“[Cap-and-trade] is not in my vocabulary” — Reid

“Senate Majority Leader Harry Reid will bring a sweeping energy and climate bill to the floor as early as the week of July 26, including a controversial cap on emissions from power plants,” environmental reporter Darren Samuelsohn writes today in Politico.

Except that Reid — like Sens. John Kerry (D.-Mass.), Joe Lieberman (I-Conn.), and Lindsey Graham (R-S.C.) — won’t call a spade a spade.

“I don’t use that,” Reid said, referring to the term cap-and-trade. “Those words are not in my vocabulary.

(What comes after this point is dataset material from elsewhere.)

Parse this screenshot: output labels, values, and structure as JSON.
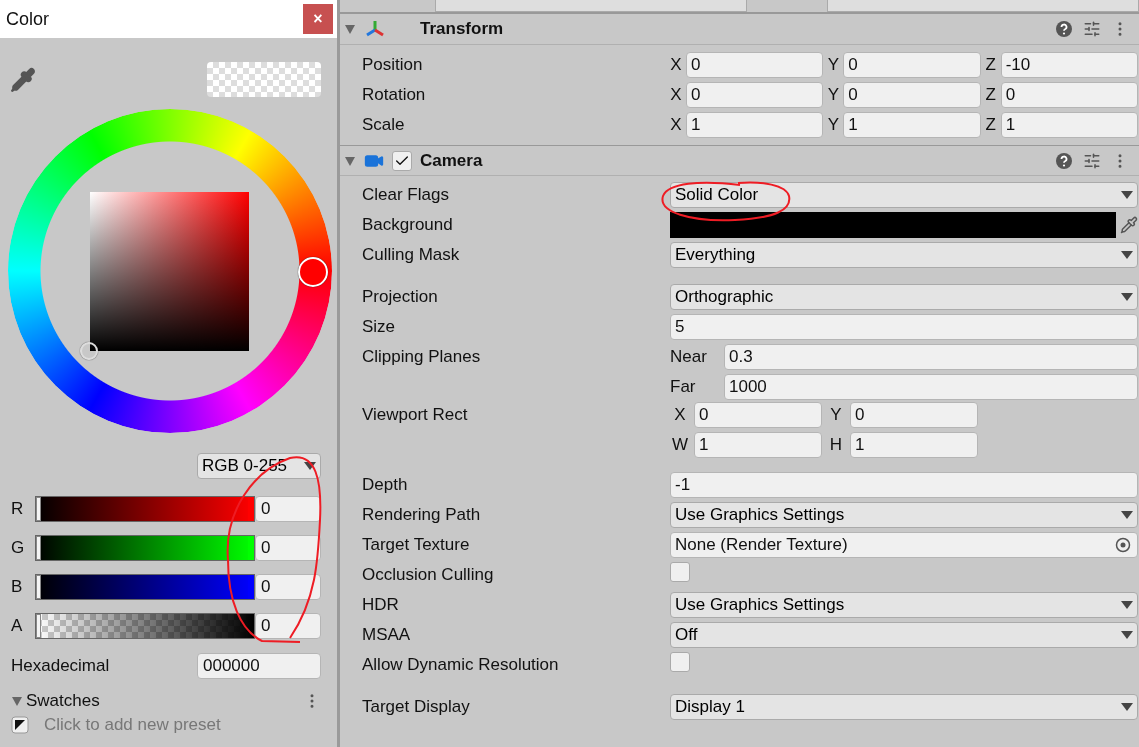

We’re going to work on pollution.”

For years, so-called progressive politicians clamored for cap-and-trade — the Kyoto Protocol, the McCain-Lieberman bill, the Lieberman-Warner bill, the Waxman-Markey bill, etc.

No longer. Thanks to the educational efforts of the Competitive Enterprise Institute, Americans for Prosperity, Americans for Tax Reform, National Taxpayers Union, American Conservative Union, FreedomWorks, the Heritage Foundation, National Center for Public Policy Research, and other free-market/limited government organizations, the public came to understand that cap-and-trade is a hidden tax on energy. By the end of 2009, cap-and-“tax” had become a political liability, and this year proponents fear even to speak its name — especially as the November elections approach.

So what’s a poor progressive politician to do? Why, dissemble, obfuscate, and prevaricate to fool the voter. 

The problem with this strategy — beyond the sheer dishonesty of it — is that people aren’t as dim as progressive politicians assume. Most people do not spend their time monitoring Congress, but they don’t need to. Numerous watchdog groups are ready to pounce on every ploy to steal our liberty and prosperity, and in the Age of the Internet, information travels fast.

Reid and company are fooling themselves if they believe rebranding cap-and-trade as “pollution limits” will blunt public opposition to energy taxes.